La Réforme protestante du XVIème siècle et la Réforme catholique qu’on ne pouvait plus remettre forcent le trait et opposent parole et pain, Ecritures et sacrement, prédication et liturgie. Ce sont des théologies de polémique. On ne perçoit plus, et l’on n’en est pas encore revenu, que la lecture et le partage de la Parole sont la fraction du pain et que la communion eucharistique est une manière d’assimiler, de faire sienne, de se nourrir de cette Parole.

On note dans le dernier Concile une rature hautement significative. Parfois l’on parle de deux tables, celle de la Parole et celle de l’eucharistie, parfois d’une seule. (Les deux tables était le nom d’un recueil, élaboré à Lyon, de chants liturgiques dans les années 50.)
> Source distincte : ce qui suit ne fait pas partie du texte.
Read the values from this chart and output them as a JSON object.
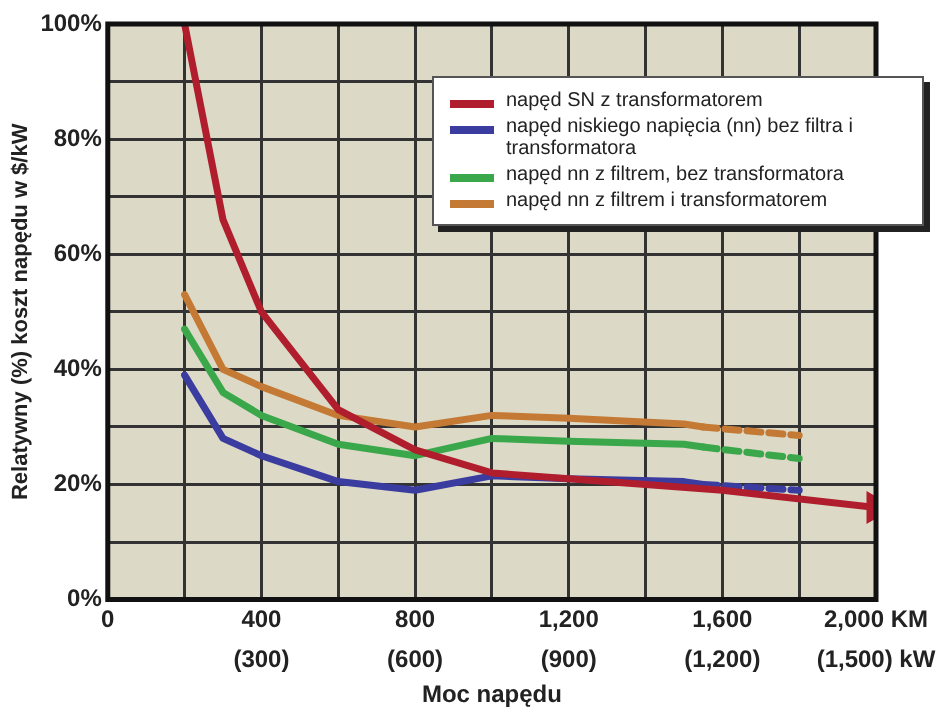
{
  "chart_data": {
    "type": "line",
    "xlabel": "Moc napędu",
    "ylabel": "Relatywny (%) koszt napędu w $/kW",
    "marker": "none",
    "grid": true,
    "legend": "top right",
    "xlim": [
      0,
      2000
    ],
    "xticks": [
      0,
      {
        "value": 200,
        "label": null
      },
      {
        "value": 400,
        "label": "400"
      },
      {
        "value": 600,
        "label": null
      },
      {
        "value": 800,
        "label": "800"
      },
      {
        "value": 1000,
        "label": null
      },
      {
        "value": 1200,
        "label": "1,200"
      },
      {
        "value": 1400,
        "label": null
      },
      {
        "value": 1600,
        "label": "1,600"
      },
      {
        "value": 1800,
        "label": null
      },
      {
        "value": 2000,
        "label": "2,000 KM"
      }
    ],
    "x2lim": [
      0,
      1500
    ],
    "x2ticks": [
      {
        "value": 300,
        "label": "(300)"
      },
      {
        "value": 600,
        "label": "(600)"
      },
      {
        "value": 900,
        "label": "(900)"
      },
      {
        "value": 1200,
        "label": "(1,200)"
      },
      {
        "value": 1500,
        "label": "(1,500) kW"
      }
    ],
    "ylim": [
      0,
      100
    ],
    "yticks": [
      {
        "value": 0,
        "label": "0%"
      },
      {
        "value": 10,
        "label": null
      },
      {
        "value": 20,
        "label": "20%"
      },
      {
        "value": 30,
        "label": null
      },
      {
        "value": 40,
        "label": "40%"
      },
      {
        "value": 50,
        "label": null
      },
      {
        "value": 60,
        "label": "60%"
      },
      {
        "value": 70,
        "label": null
      },
      {
        "value": 80,
        "label": "80%"
      },
      {
        "value": 90,
        "label": null
      },
      {
        "value": 100,
        "label": "100%"
      }
    ],
    "series": [
      {
        "name": "napęd SN z transformatorem",
        "color": "#b01e2e",
        "x": [
          200,
          300,
          400,
          600,
          800,
          1000,
          1200,
          1600,
          2000
        ],
        "values": [
          100,
          66,
          50,
          33,
          26,
          22,
          21,
          19,
          16
        ]
      },
      {
        "name": "napęd niskiego napięcia (nn) bez filtra i transformatora",
        "color": "#3b3ca0",
        "x": [
          200,
          300,
          400,
          600,
          800,
          1000,
          1200,
          1500,
          1550
        ],
        "values": [
          39,
          28,
          25,
          20.5,
          19,
          21.5,
          21,
          20.5,
          20
        ]
      },
      {
        "name": "napęd nn z filtrem, bez transformatora",
        "color": "#3aa84a",
        "x": [
          200,
          300,
          400,
          600,
          800,
          1000,
          1200,
          1500,
          1550
        ],
        "values": [
          47,
          36,
          32,
          27,
          25,
          28,
          27.5,
          27,
          26.5
        ]
      },
      {
        "name": "napęd nn z filtrem i transformatorem",
        "color": "#c47a34",
        "x": [
          200,
          300,
          400,
          600,
          800,
          1000,
          1200,
          1500,
          1550
        ],
        "values": [
          53,
          40,
          37,
          32,
          30,
          32,
          31.5,
          30.5,
          30
        ]
      },
      {
        "color": "#3b3ca0",
        "line_style": "dashed",
        "x": [
          1550,
          1800
        ],
        "values": [
          20,
          19
        ]
      },
      {
        "color": "#3aa84a",
        "line_style": "dashed",
        "x": [
          1550,
          1800
        ],
        "values": [
          26.5,
          24.5
        ]
      },
      {
        "color": "#c47a34",
        "line_style": "dashed",
        "x": [
          1550,
          1800
        ],
        "values": [
          30,
          28.5
        ]
      }
    ]
  }
}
« L’Eglise a toujours vénéré les divines Écritures, comme elle le fait aussi pour le corps même du Seigneur, elle qui ne cesse pas, surtout dans la sainte liturgie, de prendre le pain de vie sur la table aussi bien de la Parole de Dieu que du corps du Christ, pour l’offrir aux fidèles. » (Constitution dogmatique Dei Verbum) « La messe comporte comme deux parties : la liturgie de la Parole et la liturgie eucharistique ; mais elles sont si étroitement liées qu´elles forment un seul acte de culte. En effet, la messe dresse la table aussi bien de la parole de Dieu que du corps du Christ, où les fidèles sont instruits et restaurés. En outre, certains rites ouvrent la célébration et la concluent. » (Présentation Générale du Missel Romain)

On dit que l’on dévore un bouquin et que l’on boit les paroles d’un ami, d’un amant, d’un maître ; la Parole de Dieu est une nourriture que le prophète mange, douce comme miel et amère comme fiel, consolante autant que pleine de remontrances contre les infidélités et iniquités. L’Apocalypse de Jean s’en souvient quasi littéralement. « Mange le petit livre. » Manger le pain avec les oreilles du cœur et de la communauté ; écouter la parole avec la bouche et le ventre puisqu’elle fait vivre. Ecouter et manger le pain de vie, parole de vie.

Nous recevons le Christ diversement, certes sacramentellement, au sens obvie, dans sa parole également, mais aussi charitablement, dans la fraternité. « Ce que vous avez fait à l’un de ces petits qui sont les miens, c’est à moi que vous l’avez fait. »

Le recadrage herméneutique que Jésus impose aux Ecritures de son peuple est un festin qui réjouit ‑ « notre cœur n’était-il pas tout brûlant alors qu’il nous expliquait les Ecritures ? » ‑ et met les disciples debout, les ressuscite pour aller trouver d’autres frères, pour se faire, avec et par les autres, frères, pour faire de l’humanité une fraternité.

C’est ce que nous vivons à lire notre histoire dans les Ecritures, à chercher avec et pour les frères ce qu’elles disent du Christ pour chacun dans la situation de chaque aujourd’hui. La parole partagée est une nourriture que nous consommons en faisant mémoire ecclésialement de la mort et de la résurrection du Seigneur. La parole est eucharistie pour que nous puissions la manger.